Auf dieser Linie liegen Beiträge, die aus ökonomischer Perspektive Staaten in erster Linie als Kollektivgüter bereitstellende Klubs verstehen, die die Mitgliedschaft an „zahlungskräftige Neumitglieder“ verkaufen sollten: „Wer mehr Steuern in Deutschland zahlen würde, als zusätzliche Kosten für Straßen, Krankenhäuser oder Schulen zu verursachen, sollte mit offenen Armen willkommen geheißen werden.“ (Straubhaar 2003: 89). Offenbar ähnlich gelagert ist die kürzlich von Ulrich Beck vorgetragene Idee der Entkriminalisierung grenzübergreifender Migration durch eine Migrationssteuer, wodurch „die Migranten dafür, dass wir sie aufnehmen, einen Beitrag leisten und damit zum Mehrwert unserer Gesellschaft beitragen.“ (Beck 2007: 2)

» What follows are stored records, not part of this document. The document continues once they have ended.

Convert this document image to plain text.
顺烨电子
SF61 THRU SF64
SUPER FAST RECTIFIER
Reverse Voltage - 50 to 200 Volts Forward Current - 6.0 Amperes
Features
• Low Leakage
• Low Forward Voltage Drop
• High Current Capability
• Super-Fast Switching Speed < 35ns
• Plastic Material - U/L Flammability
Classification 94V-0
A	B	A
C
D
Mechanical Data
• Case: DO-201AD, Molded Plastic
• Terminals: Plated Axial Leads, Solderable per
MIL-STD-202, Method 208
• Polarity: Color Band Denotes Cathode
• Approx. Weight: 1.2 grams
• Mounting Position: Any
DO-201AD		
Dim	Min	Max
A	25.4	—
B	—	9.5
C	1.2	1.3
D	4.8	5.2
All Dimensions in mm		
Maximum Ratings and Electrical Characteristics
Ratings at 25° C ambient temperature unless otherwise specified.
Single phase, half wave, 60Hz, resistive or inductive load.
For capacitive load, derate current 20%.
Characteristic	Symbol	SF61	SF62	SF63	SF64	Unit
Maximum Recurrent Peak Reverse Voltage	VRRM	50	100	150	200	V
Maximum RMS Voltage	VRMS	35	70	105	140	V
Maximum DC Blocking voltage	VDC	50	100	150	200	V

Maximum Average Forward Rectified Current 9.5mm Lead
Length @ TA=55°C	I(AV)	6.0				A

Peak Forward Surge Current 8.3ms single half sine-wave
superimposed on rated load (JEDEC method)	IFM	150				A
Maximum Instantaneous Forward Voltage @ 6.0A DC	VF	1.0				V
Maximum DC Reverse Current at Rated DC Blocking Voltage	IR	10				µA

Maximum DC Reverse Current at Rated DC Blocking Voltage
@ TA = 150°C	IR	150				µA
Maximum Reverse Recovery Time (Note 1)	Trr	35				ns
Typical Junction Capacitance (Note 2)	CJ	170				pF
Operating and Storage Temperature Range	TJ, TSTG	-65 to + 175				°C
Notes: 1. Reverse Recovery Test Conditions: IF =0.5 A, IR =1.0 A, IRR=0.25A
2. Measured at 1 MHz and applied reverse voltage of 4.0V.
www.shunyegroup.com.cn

Im Bereich der Einbürgerungspolitik ist in Deutschland auffällig, dass das erforderliche Niveau der Deutschkenntnisse seit der Reform des Staatsangehörigkeitsgesetzes im Jahre 2000 aus Gründen ursprünglicher Normenunklarheit und unterschiedlichen Auslegungen in den Ländern stetig gestiegen ist (Davy 2008). Es ist jedoch unwahrscheinlich, dass sich die insbesondere von den Unionsparteien vorangetriebene ständige Erweiterung erforderlicher Sprachkenntnisse als Voraussetzung der Einbürgerung der Idee kultureller Assimilation verdankt.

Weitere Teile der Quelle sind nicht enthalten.